Looks soo good. :thumbup:


----------



## FennyCx (Aug 5, 2009)

b6 on rotiform, wow


----------



## LOW36 (Jan 18, 2008)

That stance is simply amazing. :heart:


----------



## Santi (Mar 26, 2004)

Here are a few more pictures of the actual trunk/gauge setup from when I did the install...


----------



## Miguel Lopez Ma (Mar 12, 2007)

-TEXAS2LO- said:


> Full article here & more pics here :
> http://www.airsociety.net/2011/02/ross-rotiformed-b6-passat/


Nice look!!! , cheers from Spain.


----------



## On The Grind (Apr 22, 2009)

WOW


----------



## ALI RIOS (Nov 24, 2010)

I want air bags for my Passat 4motion.

What do you recommend for B6 Passat 4Motion?
Where to buy?
I want to get that result.


----------



## DoctorDoctor (Oct 18, 2006)

Oh. My. Word.


----------



## Slo.Mo.Shun (Jan 13, 2010)

Very nice :thumbup:.

Super clean install.

Is the dashboard cubby bigger on the Passat (Compared to Golf)


----------



## bassmanjosh (Nov 6, 2004)

love it.


----------



## bgsapc (Dec 17, 2008)

This car has come a long way since the last time I saw it. Way to keep it fresh Ross!:thumbup:


----------



## eastcoaststeeze (Jul 20, 2009)

big time :thumbup:


----------



## mk4_1.8t (Jul 21, 2008)

spot on dude car looks perfect:thumbup::thumbup:


----------



## Matty Much (Nov 23, 2008)

car looks good, a different way to see a manual setup i like :thumbup:


----------



## greeneyedbandit38 (Jul 27, 2006)

holy dope..........:thumbup::thumbup:


----------



## Vr601 (Aug 31, 2008)

Best part is that's almost his ride height too.


----------



## VAGwhore (Nov 12, 2004)

Vr601 said:


> Best part is that's almost his ride height too.
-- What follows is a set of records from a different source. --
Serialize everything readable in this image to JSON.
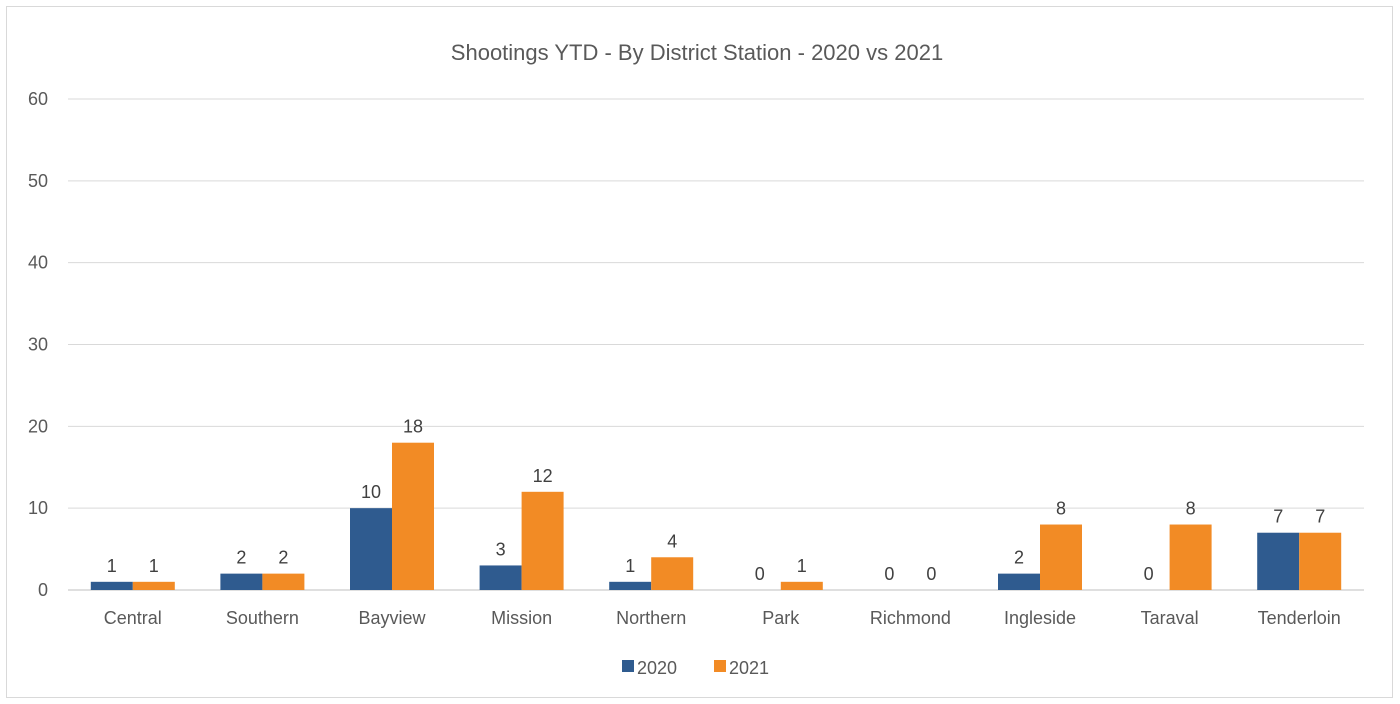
{
  "chart_data": {
    "type": "bar",
    "title": "Shootings YTD - By District Station - 2020 vs 2021",
    "xlabel": "",
    "ylabel": "",
    "ylim": [
      0,
      60
    ],
    "yticks": [
      0,
      10,
      20,
      30,
      40,
      50,
      60
    ],
    "grid": true,
    "legend_position": "bottom",
    "categories": [
      "Central",
      "Southern",
      "Bayview",
      "Mission",
      "Northern",
      "Park",
      "Richmond",
      "Ingleside",
      "Taraval",
      "Tenderloin"
    ],
    "series": [
      {
        "name": "2020",
        "color": "#2f5b8f",
        "values": [
          1,
          2,
          10,
          3,
          1,
          0,
          0,
          2,
          0,
          7
        ]
      },
      {
        "name": "2021",
        "color": "#f28b25",
        "values": [
          1,
          2,
          18,
          12,
          4,
          1,
          0,
          8,
          8,
          7
        ]
      }
    ]
  }
}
It is funny to be rolling, and then air out when I park and people dont even notice most the time. Matter of fact though it has been off air for a while, but it will be back with a new look here shortly :laugh:


----------



## VAGwhore (Nov 12, 2004)

bgsapc said:


> This car has come a long way since the last time I saw it. Way to keep it fresh Ross!:thumbup:



Haha, thanks man, I wish I would had traded you the Merc's for the Opera's at H20 but I dont think I could had handled the 30 series tires on a 24 hour car ride back to Texas


----------



## furr (Jul 3, 2009)

This looks great


----------



## DFWSKATE (Sep 6, 2007)

VAGwhore said:


> Haha, thanks man, I wish I would had traded you the Merc's for the Opera's at H20 but I dont think I could had handled the 30 series tires on a 24 hour car ride back to Texas


i wish you had too


----------



## VAGwhore (Nov 12, 2004)

DFWSKATE said:


> i wish you had too



I just thought it was hilarious that him and squillo wanted to trade


----------



## bgsapc (Dec 17, 2008)

DFWSKATE said:


> i wish you had too


I wish you would have too. I hate what happened to them. 


But yeah, you wouldn't have made the trip home. Bent a lip and had a complete blow in VA beach on the way home from h2o last year.


----------



## mattnucci (Oct 27, 2009)

Love this car!!!!


----------



## VAGwhore (Nov 12, 2004)

bgsapc said:


> I wish you would have too. I hate what happened to them.
> 
> 
> But yeah, you wouldn't have made the trip home. Bent a lip and had a complete blow in VA beach on the way home from h2o last year.


Yeah that would had been bad..


----------